We’re sitting here in St. Pete Beach in Florida visiting some of Kimberly’s family and having some sun-kissed R&R before heading back up to Seattle on Wednesday, and I thought I’d get the next post in my sparse columns mini-series out. Before I start though, Kimberly just posted the resources for the Accidental DBA class we taught at SQL Connections last week and in Iceland at the end of March – see here. In my first post on sparse columns (see here) I introduced the concepts and explained why sparse columns are a useful feature. In this post I’m going to use the example I gave – a document repository with 50 document types and 20 unique attributes per document-type. Yes, it’s a contrived example, but scale it up be a factor of 100+ (think Sharepoint Server) and methods like normalization no longer apply. I’m using a CTP-6 VPC on a Lenovo T60P laptop with 4GB, a dual-core 2.2GHz CPU, and the VPC is running off a 6200RPM drive. Your mileage may vary for run-times of the example scripts. The VPC is the one we gave out at SQL Connections and Iceland, and you can download the scripts and a VPC (maybe only CTP-5) from the Microsoft JumpStart site (see here for details). The first test I’ll do is just creating the schema necessary to store the 1000+ columns of information in the test scenario. I’ll do one with sparse columns and one without: — Create two tables, one with 1000 columns and one with 1000 columns but 997 sparse.

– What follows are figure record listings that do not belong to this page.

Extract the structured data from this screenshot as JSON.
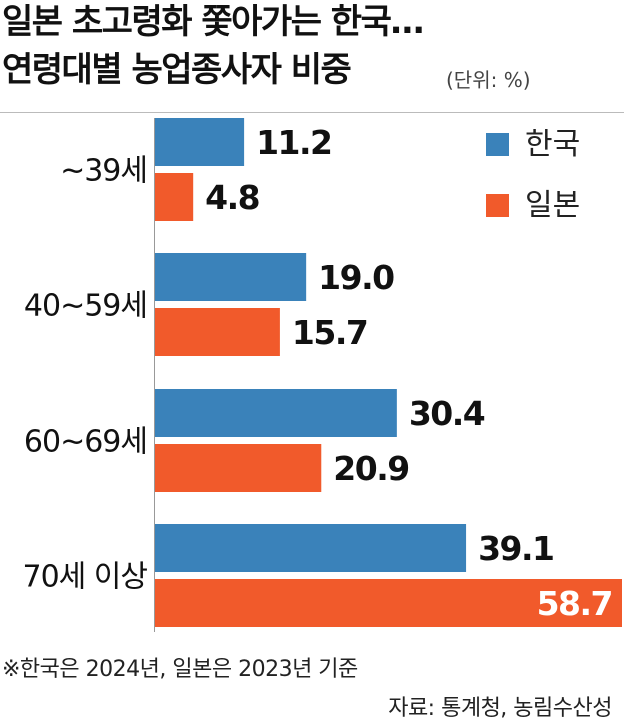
{
  "title_lines": [
    "일본 초고령화 쫓아가는 한국…",
    "연령대별 농업종사자 비중"
  ],
  "unit_label": "(단위: %)",
  "chart_data": {
    "type": "bar",
    "orientation": "horizontal",
    "categories": [
      "~39세",
      "40~59세",
      "60~69세",
      "70세 이상"
    ],
    "series": [
      {
        "name": "한국",
        "color": "#3a82ba",
        "values": [
          11.2,
          19.0,
          30.4,
          39.1
        ]
      },
      {
        "name": "일본",
        "color": "#f15a2b",
        "values": [
          4.8,
          15.7,
          20.9,
          58.7
        ]
      }
    ],
    "value_labels": [
      [
        "11.2",
        "19.0",
        "30.4",
        "39.1"
      ],
      [
        "4.8",
        "15.7",
        "20.9",
        "58.7"
      ]
    ],
    "xlim": [
      0,
      58.7
    ],
    "grid": false,
    "legend_position": "top-right"
  },
  "footnote": "※한국은 2024년, 일본은 2023년 기준",
  "source": "자료: 통계청, 농림수산성"
}
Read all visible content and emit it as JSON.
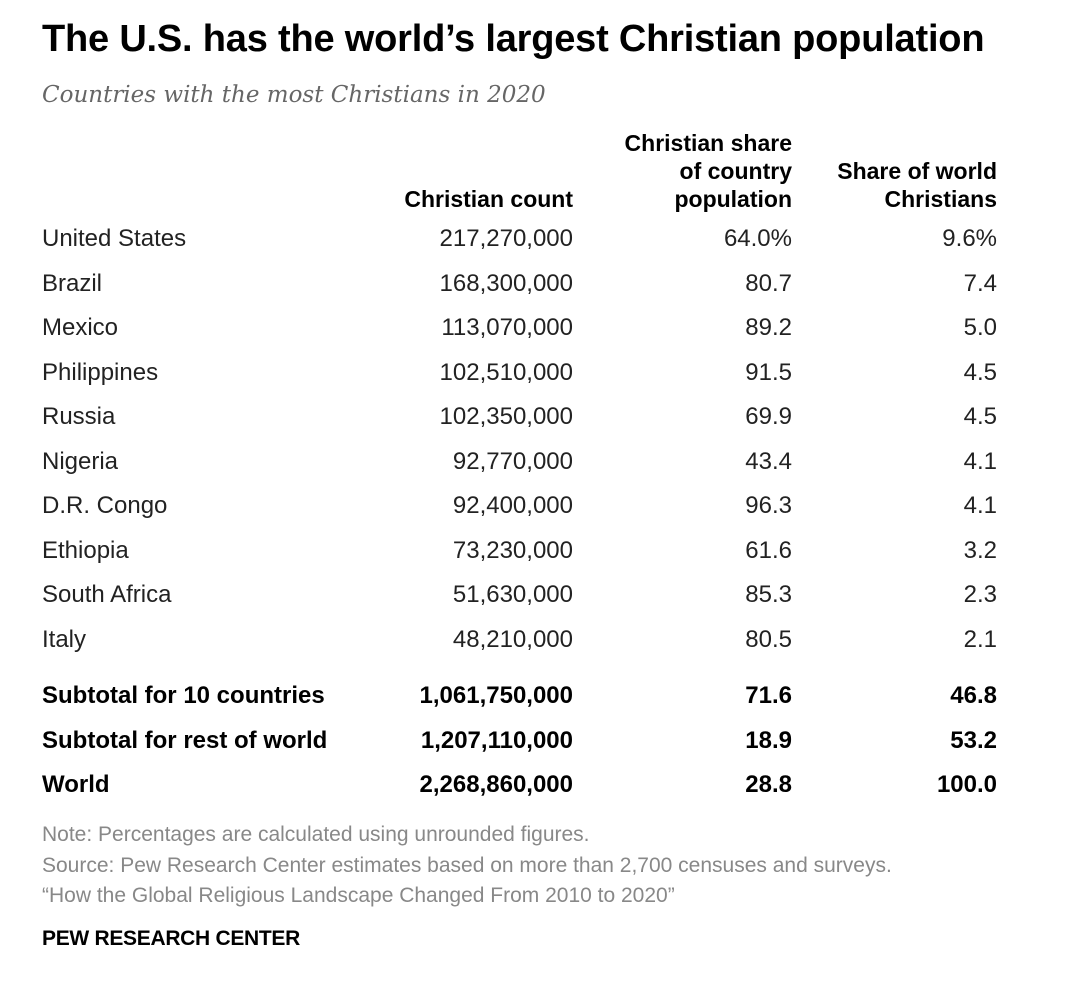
{
  "title": "The U.S. has the world’s largest Christian population",
  "subtitle": "Countries with the most Christians in 2020",
  "chart_data": {
    "type": "table",
    "columns": [
      {
        "key": "count",
        "lines": [
          "Christian count"
        ]
      },
      {
        "key": "share",
        "lines": [
          "Christian share",
          "of country",
          "population"
        ]
      },
      {
        "key": "world",
        "lines": [
          "Share of world",
          "Christians"
        ]
      }
    ],
    "rows": [
      {
        "country": "United States",
        "count": "217,270,000",
        "share": "64.0%",
        "world": "9.6%"
      },
      {
        "country": "Brazil",
        "count": "168,300,000",
        "share": "80.7",
        "world": "7.4"
      },
      {
        "country": "Mexico",
        "count": "113,070,000",
        "share": "89.2",
        "world": "5.0"
      },
      {
        "country": "Philippines",
        "count": "102,510,000",
        "share": "91.5",
        "world": "4.5"
      },
      {
        "country": "Russia",
        "count": "102,350,000",
        "share": "69.9",
        "world": "4.5"
      },
      {
        "country": "Nigeria",
        "count": "92,770,000",
        "share": "43.4",
        "world": "4.1"
      },
      {
        "country": "D.R. Congo",
        "count": "92,400,000",
        "share": "96.3",
        "world": "4.1"
      },
      {
        "country": "Ethiopia",
        "count": "73,230,000",
        "share": "61.6",
        "world": "3.2"
      },
      {
        "country": "South Africa",
        "count": "51,630,000",
        "share": "85.3",
        "world": "2.3"
      },
      {
        "country": "Italy",
        "count": "48,210,000",
        "share": "80.5",
        "world": "2.1"
      }
    ],
    "totals": [
      {
        "country": "Subtotal for 10 countries",
        "count": "1,061,750,000",
        "share": "71.6",
        "world": "46.8"
      },
      {
        "country": "Subtotal for rest of world",
        "count": "1,207,110,000",
        "share": "18.9",
        "world": "53.2"
      },
      {
        "country": "World",
        "count": "2,268,860,000",
        "share": "28.8",
        "world": "100.0"
      }
    ]
  },
  "notes": [
    "Note: Percentages are calculated using unrounded figures.",
    "Source: Pew Research Center estimates based on more than 2,700 censuses and surveys.",
    "“How the Global Religious Landscape Changed From 2010 to 2020”"
  ],
  "brand": "PEW RESEARCH CENTER",
  "colors": {
    "text": "#222222",
    "heading": "#000000",
    "subtitle": "#666666",
    "note": "#888888"
  }
}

DocID INT IDENTITY, DocName VARCHAR (100), DocType INT,
c0004 INT NULL, c0005 INT NULL, c0006 INT NULL, c0007 INT NULL, c0008 INT NULL, c0009 INT NULL,
…
c0994 INT NULL, c0995 INT NULL, c0996 INT NULL, c0997 INT NULL, c0998 INT NULL, c0999 INT NULL,
c1000 INT NULL);
GO
CREATE
TABLE TableWithSparseColumns (DocID INT IDENTITY, DocName VARCHAR (100), DocType INT,
c0004 INT SPARSE NULL, c0005 INT SPARSE NULL, c0006 INT SPARSE NULL, c0007 INT SPARSE NULL,
…
c0996 INT SPARSE NULL, c0997 INT SPARSE NULL, c0998 INT SPARSE NULL, c0999 INT SPARSE NULL,
c1000 INT SPARSE NULL);
GO
I won’t list all the column names for the sake of brevity. Next I’ll insert some values into each table (the same values in each table):
INSERT INTO TableWithSparseColumns (DocName, Doctype) VALUES (‘aaaa’, 1);
— Insert a few rows in each
INSERT INTO TableWithSparseColumns (DocName, Doctype, c0945) VALUES (‘bbbb’, 2, 46);
INSERT INTO TableWithSparseColumns (DocName, Doctype, c0334) VALUES (‘cccc’, 3, 44);
INSERT INTO TableWithSparseColumns (DocName, Doctype, c0233, c0234) VALUES (‘dddd’, 4, 12, 34);
INSERT INTO TableWithSparseColumns (DocName, Doctype, c0233, c0234,c0235,c0236) VALUES (‘eeee’, 4, 12, 34, 46, 66);
GO
INSERT
INTO TableWithoutSparseColumns (DocName, Doctype) VALUES (‘aaaa’, 1);INSERT INTO TableWithoutSparseColumns (DocName, Doctype, c0945) VALUES (‘bbbb’, 2, 46);
INSERT INTO TableWithoutSparseColumns (DocName, Doctype, c0334) VALUES (‘cccc’, 3, 44);
INSERT INTO TableWithoutSparseColumns (DocName, Doctype, c0233, c0234) VALUES (‘dddd’, 4, 12, 34);
INSERT INTO TableWithoutSparseColumns (DocName, Doctype, c0233, c0234,c0235,c0236) VALUES (‘eeee’, 4, 12, 34, 46, 66);
GO
Now let’s see how big each table is:
SELECT [avg_record_size_in_bytes], [page_count] FROM sys.dm_db_index_physical_stats (
— Now lets see how big the rows are
DB_ID (‘SparseColumnsTest’), OBJECT_ID (‘TableWithoutSparseColumns’), NULL, NULL, ‘DETAILED’);
SELECT
[avg_record_size_in_bytes], [page_count] FROM sys.dm_db_index_physical_stats (DB_ID (‘SparseColumnsTest’), OBJECT_ID (‘TableWithSparseColumns’), NULL, NULL, ‘DETAILED’);
GO
avg_record_size_in_bytes page_count
———————— ——————–
4135 5
(1 row(s) affected)
avg_record_size_in_bytes page_count
———————— ——————–
40.6 1
(1 row(s) affected)
Ok – so that’s not a huge difference in page count (because we’ve only got 5 rows), but it’s a *massive* difference in average record size. Scaled up to hundreds of thousands or millions of records, the space savings will be astronomical!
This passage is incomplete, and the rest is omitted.